L’Espagne est sur le point d’adopter une loi interdisant aux enfants de moins de 16 ans d’accéder aux principales plateformes de médias sociaux, à l’image d’une récente loi historique en Australie. Le Premier ministre Pedro Sanchez a annoncé l’interdiction imminente lors du Sommet mondial des gouvernements à Dubaï, citant les dangers d’une exposition incontrôlée à la dépendance, aux abus et aux contenus préjudiciables en ligne. Cette décision témoigne d’une tendance mondiale croissante à une réglementation plus stricte ciblant les entreprises technologiques et protégeant les mineurs dans l’espace numérique.
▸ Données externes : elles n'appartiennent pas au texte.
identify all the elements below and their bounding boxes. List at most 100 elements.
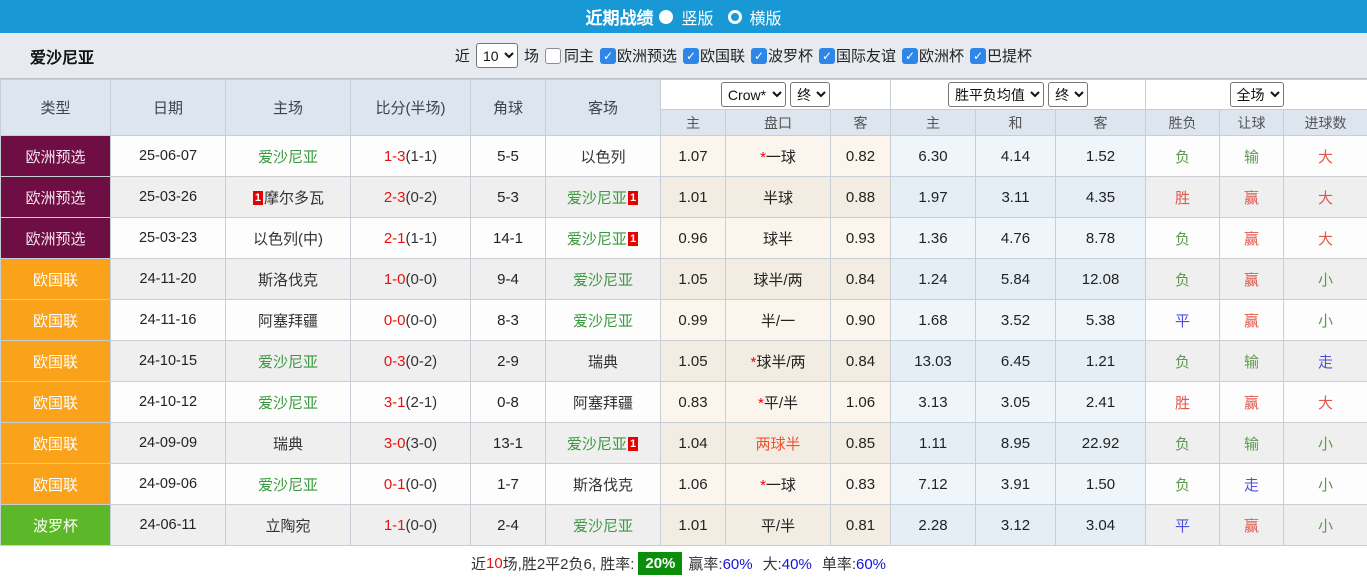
corner-count: 5-3 — [471, 177, 546, 218]
half-time-score: (0-0) — [406, 517, 438, 534]
team-name[interactable]: 爱沙尼亚 — [258, 395, 318, 412]
handicap-line-text: 一球 — [766, 149, 796, 166]
team-name[interactable]: 爱沙尼亚 — [567, 190, 627, 207]
radio-selected-icon[interactable] — [659, 10, 673, 24]
team-name[interactable]: 爱沙尼亚 — [573, 272, 633, 289]
match-date: 24-10-15 — [111, 341, 226, 382]
team-name[interactable]: 爱沙尼亚 — [258, 149, 318, 166]
subheader-handicap-home: 主 — [661, 110, 726, 136]
handicap-line-text: 球半 — [763, 231, 793, 248]
handicap-result: 赢 — [1220, 218, 1284, 259]
competition-type: 波罗杯 — [1, 505, 111, 546]
scope-select[interactable]: 全场 — [1230, 82, 1284, 107]
team-name[interactable]: 爱沙尼亚 — [573, 313, 633, 330]
away-team-cell: 爱沙尼亚 — [546, 505, 661, 546]
team-name[interactable]: 爱沙尼亚 — [573, 518, 633, 535]
red-card-badge: 1 — [253, 191, 263, 205]
away-team-cell: 爱沙尼亚 — [546, 300, 661, 341]
avg-time-select[interactable]: 终 — [1048, 82, 1088, 107]
view-option-horizontal[interactable]: 横版 — [750, 5, 782, 29]
match-date: 24-09-06 — [111, 464, 226, 505]
away-team-cell: 斯洛伐克 — [546, 464, 661, 505]
handicap-home-odds: 1.07 — [661, 136, 726, 177]
league-checkbox-0[interactable]: ✓ — [600, 48, 616, 64]
avg-away-odds: 8.78 — [1056, 218, 1146, 259]
competition-type: 欧国联 — [1, 464, 111, 505]
competition-type: 欧洲预选 — [1, 218, 111, 259]
handicap-line-text: 半/一 — [761, 313, 795, 330]
handicap-home-odds: 1.06 — [661, 464, 726, 505]
near-count-select[interactable]: 10 — [476, 43, 518, 68]
avg-away-odds: 4.35 — [1056, 177, 1146, 218]
league-label-3: 国际友谊 — [836, 45, 896, 66]
team-name[interactable]: 阿塞拜疆 — [258, 313, 318, 330]
col-header-score: 比分(半场) — [351, 80, 471, 136]
corner-count: 2-4 — [471, 505, 546, 546]
handicap-line-cell: 球半 — [726, 218, 831, 259]
team-name[interactable]: 瑞典 — [273, 436, 303, 453]
handicap-home-odds: 1.05 — [661, 259, 726, 300]
team-name[interactable]: 爱沙尼亚 — [567, 231, 627, 248]
summary-suffix: 场,胜2平2负6, 胜率: — [503, 553, 635, 574]
corner-count: 0-8 — [471, 382, 546, 423]
bookmaker-time-select[interactable]: 终 — [790, 82, 830, 107]
handicap-line-cell: 球半/两 — [726, 259, 831, 300]
team-name[interactable]: 立陶宛 — [265, 518, 310, 535]
same-host-checkbox[interactable] — [545, 48, 561, 64]
home-team-cell: 爱沙尼亚 — [226, 136, 351, 177]
subheader-avg-draw: 和 — [976, 110, 1056, 136]
recent-results-table: 类型 日期 主场 比分(半场) 角球 客场 Crow* 终 胜平负均值 终 全场… — [0, 79, 1367, 546]
avg-home-odds: 7.12 — [891, 464, 976, 505]
away-team-cell: 阿塞拜疆 — [546, 382, 661, 423]
team-name[interactable]: 斯洛伐克 — [258, 272, 318, 289]
match-date: 24-11-16 — [111, 300, 226, 341]
bookmaker-select[interactable]: Crow* — [721, 82, 786, 107]
avg-type-select[interactable]: 胜平负均值 — [948, 82, 1044, 107]
home-team-cell: 以色列(中) — [226, 218, 351, 259]
half-time-score: (0-0) — [406, 312, 438, 329]
handicap-result: 输 — [1220, 136, 1284, 177]
team-name[interactable]: 爱沙尼亚 — [567, 436, 627, 453]
goals-result: 小 — [1284, 300, 1367, 341]
league-checkbox-3[interactable]: ✓ — [819, 48, 835, 64]
home-team-cell: 爱沙尼亚 — [226, 382, 351, 423]
win-loss-result: 负 — [1146, 259, 1220, 300]
match-date: 24-06-11 — [111, 505, 226, 546]
handicap-line-text: 平/半 — [764, 395, 798, 412]
team-name[interactable]: 瑞典 — [588, 354, 618, 371]
stat-label-0: 赢率: — [688, 556, 722, 573]
handicap-home-odds: 1.04 — [661, 423, 726, 464]
league-checkbox-1[interactable]: ✓ — [683, 48, 699, 64]
team-name[interactable]: 爱沙尼亚 — [258, 477, 318, 494]
team-name[interactable]: 爱沙尼亚 — [258, 354, 318, 371]
filter-controls: 近 10 场 同主 ✓ 欧洲预选 ✓ 欧国联 ✓ 波罗杯 ✓ 国际友谊 ✓ 欧洲… — [335, 43, 1032, 68]
avg-draw-odds: 5.84 — [976, 259, 1056, 300]
half-time-score: (0-0) — [406, 476, 438, 493]
team-name[interactable]: 阿塞拜疆 — [573, 395, 633, 412]
stat-value-0: 60% — [723, 556, 753, 573]
team-name[interactable]: 以色列 — [580, 149, 625, 166]
home-team-cell: 瑞典 — [226, 423, 351, 464]
avg-home-odds: 1.36 — [891, 218, 976, 259]
corner-count: 14-1 — [471, 218, 546, 259]
league-checkbox-2[interactable]: ✓ — [751, 48, 767, 64]
full-time-score: 0-0 — [384, 312, 406, 329]
win-rate-badge: 20% — [638, 552, 682, 575]
home-team-cell: 爱沙尼亚 — [226, 341, 351, 382]
handicap-group-header: Crow* 终 — [661, 80, 891, 110]
team-name[interactable]: 以色列(中) — [253, 231, 323, 248]
goals-result: 小 — [1284, 423, 1367, 464]
match-date: 24-09-09 — [111, 423, 226, 464]
view-option-vertical[interactable]: 竖版 — [681, 5, 713, 29]
col-header-home: 主场 — [226, 80, 351, 136]
league-label-5: 巴提杯 — [987, 45, 1032, 66]
league-checkbox-5[interactable]: ✓ — [970, 48, 986, 64]
league-checkbox-4[interactable]: ✓ — [902, 48, 918, 64]
handicap-home-odds: 1.05 — [661, 341, 726, 382]
goals-result: 小 — [1284, 505, 1367, 546]
radio-unselected-icon[interactable] — [728, 10, 742, 24]
team-name[interactable]: 斯洛伐克 — [573, 477, 633, 494]
stat-label-2: 单率: — [822, 556, 856, 573]
team-name[interactable]: 摩尔多瓦 — [264, 190, 324, 207]
match-row: 欧国联24-09-09瑞典3-0(3-0)13-1爱沙尼亚11.04两球半0.8… — [1, 423, 1367, 464]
La position du Premier ministre
Sanchez a livré une évaluation sans détour des médias sociaux, les décrivant comme un « État défaillant » qui déforme le discours public et nuit de manière disproportionnée aux jeunes utilisateurs. Il a souligné la nécessité de « réelles barrières » à la vérification de l’âge au-delà des simples confirmations de cases à cocher, suggérant un mécanisme d’application plus robuste. La législation proposée n’est qu’un élément d’un plan plus large en cinq étapes visant à tenir les plateformes de médias sociaux responsables des contenus illégaux, de l’amplification algorithmique de contenus préjudiciables et de la propagation de la division.
Dynamisme mondial
L’interdiction espagnole suit de près la mise en œuvre de règles similaires par l’Australie en décembre. En vertu de la loi australienne, les sociétés de médias sociaux s’exposent à de lourdes amendes – jusqu’à 33 millions de dollars – pour ne pas avoir supprimé des utilisateurs de moins de 16 ans à l’aide de systèmes efficaces de vérification de l’âge. Le précédent établi par l’Australie suggère que l’application de la loi par l’Espagne pourrait être tout aussi stricte.
Plusieurs autres pays envisagent également une législation similaire. Le Danemark, la Norvège et la Malaisie ont exploré le concept en décembre, tandis que le Royaume-Uni, la France et la Grèce débattent activement de son interdiction. L’Assemblée nationale française a déjà adopté un projet de loi, mais celui-ci reste bloqué au Sénat.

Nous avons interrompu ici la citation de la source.